You can probably think of a clever way to concatenate the first two items only with a comma and then follow the last item with the word “and”. In fact doing so may not be complicated, but we have ListFormatter which allows us to do just that in just one line of code:

let items = ["apples", "eggs", "pears"]
ListFormatter.localizedString(byJoining: items) // apples, eggs, and pears

If you remove one of the elements, the formatter will do the right thing:

let items = ["apples", "pears"]
ListFormatter.localizedString(byJoining: items) // apples and pears

In Spanish, we can use either “y” or “e” when we want to say the word “and”. When we are listing elements like this, we will use “y” the vast majority of the time, but when the sound of the letter following our “and” has an “e” (“i”) sound, we use “e” (read as “eh”) instead.

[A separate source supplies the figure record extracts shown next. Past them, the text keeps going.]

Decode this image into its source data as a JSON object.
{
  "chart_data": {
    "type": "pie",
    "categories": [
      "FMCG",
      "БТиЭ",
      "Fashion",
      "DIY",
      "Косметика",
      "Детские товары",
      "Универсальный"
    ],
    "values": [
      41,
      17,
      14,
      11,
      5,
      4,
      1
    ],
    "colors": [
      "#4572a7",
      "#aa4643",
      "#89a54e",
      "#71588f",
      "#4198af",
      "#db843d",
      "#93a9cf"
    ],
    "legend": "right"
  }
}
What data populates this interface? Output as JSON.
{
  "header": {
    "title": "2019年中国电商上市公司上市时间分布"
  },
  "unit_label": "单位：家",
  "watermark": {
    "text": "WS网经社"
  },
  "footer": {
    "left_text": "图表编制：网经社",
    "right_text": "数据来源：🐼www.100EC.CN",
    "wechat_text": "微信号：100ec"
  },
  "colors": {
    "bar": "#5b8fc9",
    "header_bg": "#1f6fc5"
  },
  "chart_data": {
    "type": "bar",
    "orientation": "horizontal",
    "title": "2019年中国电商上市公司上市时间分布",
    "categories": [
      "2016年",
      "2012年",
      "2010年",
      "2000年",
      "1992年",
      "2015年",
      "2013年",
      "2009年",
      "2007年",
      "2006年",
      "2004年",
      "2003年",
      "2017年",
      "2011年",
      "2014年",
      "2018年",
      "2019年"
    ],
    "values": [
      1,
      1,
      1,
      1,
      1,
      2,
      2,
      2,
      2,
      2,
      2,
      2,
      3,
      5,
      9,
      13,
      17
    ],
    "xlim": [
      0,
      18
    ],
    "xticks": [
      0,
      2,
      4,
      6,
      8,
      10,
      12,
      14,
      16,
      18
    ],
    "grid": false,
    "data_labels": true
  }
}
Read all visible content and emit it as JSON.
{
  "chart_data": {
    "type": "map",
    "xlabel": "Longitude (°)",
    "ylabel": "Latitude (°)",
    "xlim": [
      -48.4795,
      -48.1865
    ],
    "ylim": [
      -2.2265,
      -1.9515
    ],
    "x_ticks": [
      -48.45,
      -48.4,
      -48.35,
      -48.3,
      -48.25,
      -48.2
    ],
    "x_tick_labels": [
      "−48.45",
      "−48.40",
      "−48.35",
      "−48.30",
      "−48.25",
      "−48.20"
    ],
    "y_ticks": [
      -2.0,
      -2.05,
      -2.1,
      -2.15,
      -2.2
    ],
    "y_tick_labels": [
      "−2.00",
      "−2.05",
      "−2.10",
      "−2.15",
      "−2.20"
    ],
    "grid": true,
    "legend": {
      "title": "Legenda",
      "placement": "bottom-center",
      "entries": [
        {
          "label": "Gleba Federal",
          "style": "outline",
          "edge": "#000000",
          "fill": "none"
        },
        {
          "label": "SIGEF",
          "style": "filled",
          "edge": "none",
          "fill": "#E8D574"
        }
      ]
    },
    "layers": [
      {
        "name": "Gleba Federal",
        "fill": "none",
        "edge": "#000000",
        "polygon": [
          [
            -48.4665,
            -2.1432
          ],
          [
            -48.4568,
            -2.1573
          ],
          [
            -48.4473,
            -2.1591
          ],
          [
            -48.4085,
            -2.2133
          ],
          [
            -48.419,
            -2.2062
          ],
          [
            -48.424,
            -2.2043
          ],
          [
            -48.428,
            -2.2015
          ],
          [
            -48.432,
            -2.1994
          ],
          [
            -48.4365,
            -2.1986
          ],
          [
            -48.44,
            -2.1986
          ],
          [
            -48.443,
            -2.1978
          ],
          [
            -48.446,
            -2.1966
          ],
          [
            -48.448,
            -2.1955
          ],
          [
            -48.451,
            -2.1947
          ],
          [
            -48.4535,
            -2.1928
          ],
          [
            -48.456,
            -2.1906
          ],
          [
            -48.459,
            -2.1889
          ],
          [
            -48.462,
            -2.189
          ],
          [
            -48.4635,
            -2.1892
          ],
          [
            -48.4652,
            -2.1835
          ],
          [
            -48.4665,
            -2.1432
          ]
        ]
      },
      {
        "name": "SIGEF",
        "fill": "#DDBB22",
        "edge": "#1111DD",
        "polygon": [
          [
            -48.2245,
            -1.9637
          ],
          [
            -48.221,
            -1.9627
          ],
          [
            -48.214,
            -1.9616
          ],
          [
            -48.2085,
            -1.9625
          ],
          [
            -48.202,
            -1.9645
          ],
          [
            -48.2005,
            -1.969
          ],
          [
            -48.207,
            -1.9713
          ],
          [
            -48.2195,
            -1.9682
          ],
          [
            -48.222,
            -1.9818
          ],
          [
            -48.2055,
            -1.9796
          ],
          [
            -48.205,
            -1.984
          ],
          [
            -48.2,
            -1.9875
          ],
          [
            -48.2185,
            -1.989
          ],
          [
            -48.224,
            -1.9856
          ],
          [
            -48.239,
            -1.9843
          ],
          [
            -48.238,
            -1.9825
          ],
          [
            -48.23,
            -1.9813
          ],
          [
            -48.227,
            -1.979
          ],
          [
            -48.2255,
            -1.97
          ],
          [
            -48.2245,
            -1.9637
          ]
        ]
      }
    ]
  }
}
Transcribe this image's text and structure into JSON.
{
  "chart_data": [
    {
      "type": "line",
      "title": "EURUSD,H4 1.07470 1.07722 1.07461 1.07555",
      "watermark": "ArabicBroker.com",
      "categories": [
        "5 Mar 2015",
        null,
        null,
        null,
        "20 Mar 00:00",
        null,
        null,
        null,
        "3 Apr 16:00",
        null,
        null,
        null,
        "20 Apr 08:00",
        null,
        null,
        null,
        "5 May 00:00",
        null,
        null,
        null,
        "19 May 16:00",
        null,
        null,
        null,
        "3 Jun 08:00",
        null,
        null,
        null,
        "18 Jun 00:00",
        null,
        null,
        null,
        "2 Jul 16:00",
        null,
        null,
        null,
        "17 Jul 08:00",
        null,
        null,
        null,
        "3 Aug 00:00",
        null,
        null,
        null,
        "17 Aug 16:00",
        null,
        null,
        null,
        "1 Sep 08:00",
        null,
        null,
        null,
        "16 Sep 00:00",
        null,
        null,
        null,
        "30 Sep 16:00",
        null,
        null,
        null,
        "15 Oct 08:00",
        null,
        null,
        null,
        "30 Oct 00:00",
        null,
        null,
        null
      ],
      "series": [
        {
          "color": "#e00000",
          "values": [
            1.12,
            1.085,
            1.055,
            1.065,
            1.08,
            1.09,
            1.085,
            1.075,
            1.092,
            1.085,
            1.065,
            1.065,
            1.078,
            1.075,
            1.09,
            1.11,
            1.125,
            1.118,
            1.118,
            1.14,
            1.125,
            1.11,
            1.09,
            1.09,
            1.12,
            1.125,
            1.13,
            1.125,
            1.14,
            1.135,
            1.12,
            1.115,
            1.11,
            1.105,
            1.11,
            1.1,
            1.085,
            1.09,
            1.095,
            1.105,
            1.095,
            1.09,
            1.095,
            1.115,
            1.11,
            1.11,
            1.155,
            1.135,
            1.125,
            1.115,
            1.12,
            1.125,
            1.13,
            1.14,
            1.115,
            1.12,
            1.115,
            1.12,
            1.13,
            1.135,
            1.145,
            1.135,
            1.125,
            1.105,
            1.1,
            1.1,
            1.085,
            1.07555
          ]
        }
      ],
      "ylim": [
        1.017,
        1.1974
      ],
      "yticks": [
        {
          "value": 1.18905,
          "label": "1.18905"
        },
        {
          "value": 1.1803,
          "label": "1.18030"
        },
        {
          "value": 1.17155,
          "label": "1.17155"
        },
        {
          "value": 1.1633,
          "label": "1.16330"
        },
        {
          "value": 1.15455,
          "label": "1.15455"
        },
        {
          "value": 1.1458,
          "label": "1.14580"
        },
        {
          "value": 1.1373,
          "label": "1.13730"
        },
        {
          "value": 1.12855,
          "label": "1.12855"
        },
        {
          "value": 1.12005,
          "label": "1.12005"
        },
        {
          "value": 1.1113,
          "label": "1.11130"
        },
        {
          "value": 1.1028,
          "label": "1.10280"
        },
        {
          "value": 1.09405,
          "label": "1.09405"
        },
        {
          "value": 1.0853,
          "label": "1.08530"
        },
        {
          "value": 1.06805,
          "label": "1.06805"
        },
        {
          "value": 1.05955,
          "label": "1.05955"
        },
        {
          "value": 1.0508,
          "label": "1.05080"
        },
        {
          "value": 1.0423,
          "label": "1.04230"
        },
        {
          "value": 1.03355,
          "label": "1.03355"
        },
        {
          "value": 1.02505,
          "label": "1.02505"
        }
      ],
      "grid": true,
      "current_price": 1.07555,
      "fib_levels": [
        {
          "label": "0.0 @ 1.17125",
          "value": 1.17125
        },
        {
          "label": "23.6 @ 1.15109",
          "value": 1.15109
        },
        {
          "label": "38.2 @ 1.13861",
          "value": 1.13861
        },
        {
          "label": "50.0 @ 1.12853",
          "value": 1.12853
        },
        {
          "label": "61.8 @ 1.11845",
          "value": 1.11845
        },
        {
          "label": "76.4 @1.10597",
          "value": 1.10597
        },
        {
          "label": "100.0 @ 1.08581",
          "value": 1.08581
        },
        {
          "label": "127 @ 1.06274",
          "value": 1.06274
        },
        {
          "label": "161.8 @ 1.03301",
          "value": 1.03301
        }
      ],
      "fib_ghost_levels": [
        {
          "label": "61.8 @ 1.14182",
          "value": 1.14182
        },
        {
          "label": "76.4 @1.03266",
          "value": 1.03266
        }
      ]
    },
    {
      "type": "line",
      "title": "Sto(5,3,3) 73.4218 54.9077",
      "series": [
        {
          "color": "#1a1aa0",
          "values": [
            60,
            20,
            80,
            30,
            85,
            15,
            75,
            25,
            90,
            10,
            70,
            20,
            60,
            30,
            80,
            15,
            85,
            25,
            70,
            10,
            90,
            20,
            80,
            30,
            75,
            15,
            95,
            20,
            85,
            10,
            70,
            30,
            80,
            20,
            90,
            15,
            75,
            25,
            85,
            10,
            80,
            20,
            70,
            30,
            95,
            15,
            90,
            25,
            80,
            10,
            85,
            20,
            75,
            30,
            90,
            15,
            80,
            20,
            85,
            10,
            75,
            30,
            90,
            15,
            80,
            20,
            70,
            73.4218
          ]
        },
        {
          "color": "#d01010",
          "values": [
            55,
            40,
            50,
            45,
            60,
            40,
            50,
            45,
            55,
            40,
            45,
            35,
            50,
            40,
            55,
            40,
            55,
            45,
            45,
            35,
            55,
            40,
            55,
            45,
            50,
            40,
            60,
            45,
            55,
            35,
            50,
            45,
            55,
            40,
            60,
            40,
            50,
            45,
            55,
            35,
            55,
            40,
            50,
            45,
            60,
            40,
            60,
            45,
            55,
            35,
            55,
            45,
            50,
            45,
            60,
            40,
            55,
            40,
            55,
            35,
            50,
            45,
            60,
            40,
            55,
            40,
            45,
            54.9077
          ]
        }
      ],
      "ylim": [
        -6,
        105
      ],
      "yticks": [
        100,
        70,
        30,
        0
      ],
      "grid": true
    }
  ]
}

In the following example, we are talking about two civilizations that lived way before us: The Aymaras and Incas. If your phone was set to Spanish and you were to format this array, depending on the order of the words, you would get a different output for “and”:

let historic = ["aymaras", "incas"]
ListFormatter.localizedString(byJoining: historic) // aymaras e incas

//...

let historic = ["incas", "aymaras"]
ListFormatter.localizedString(byJoining: historic) // incas y aymaras

The Oxford Comma

When @steipete shared this article on Twitter, I looked into the comments and remmebered the (in)famous Oxford comma. Turns out that the formatter will even take into account when to use it. When your locale is the UK, it will not use the comma, whereas when it is the USA, it will.

let items = ["apples", "eggs", "pears"]

let formatter = ListFormatter()
formatter.locale = Locale(identifier: "en_UK")

print(formatter.string(from: items)) // apples, eggs and pears

formatter.locale = Locale(identifier: "en_US")
print(formatter.string(from: items)) //  apples, eggs, and pears

Starting on iOS 14 and the rest of the OSes introduced in WWDC2020, ListFormatter will use the right grammatical rules for your lists. In earlier versions you may get unexpected results for some lists.

Numbers

Like we mentioned earlier, different locales separate decimals and thousands with a different symbol. Most English people will use commas for thousands, whereas in Spanish speaking countries we normally separate with periods.

This can be done correctly with NumberFormatter.

let numFormatter = NumberFormatter()
numFormatter.numberStyle = .decimal
numFormatter.string(from: 32.823) // 32.823 (English), 32,823 (Spanish)

Conclusion

Formatting text sounds like an easy thing, until you consider different languages and locales do things differently. As a bilingual developer, I have always been aware that languages have differences with how they should display numbers and other kinds of data, and I always thought it was a challenge to adopt to those rules. That said, Apple is making it easier to format different content and their formatters are improving to support more especial case scenarios and particular grammar rules.

This article is based on WWDC2020’s Formatters: Made data human-friendly session.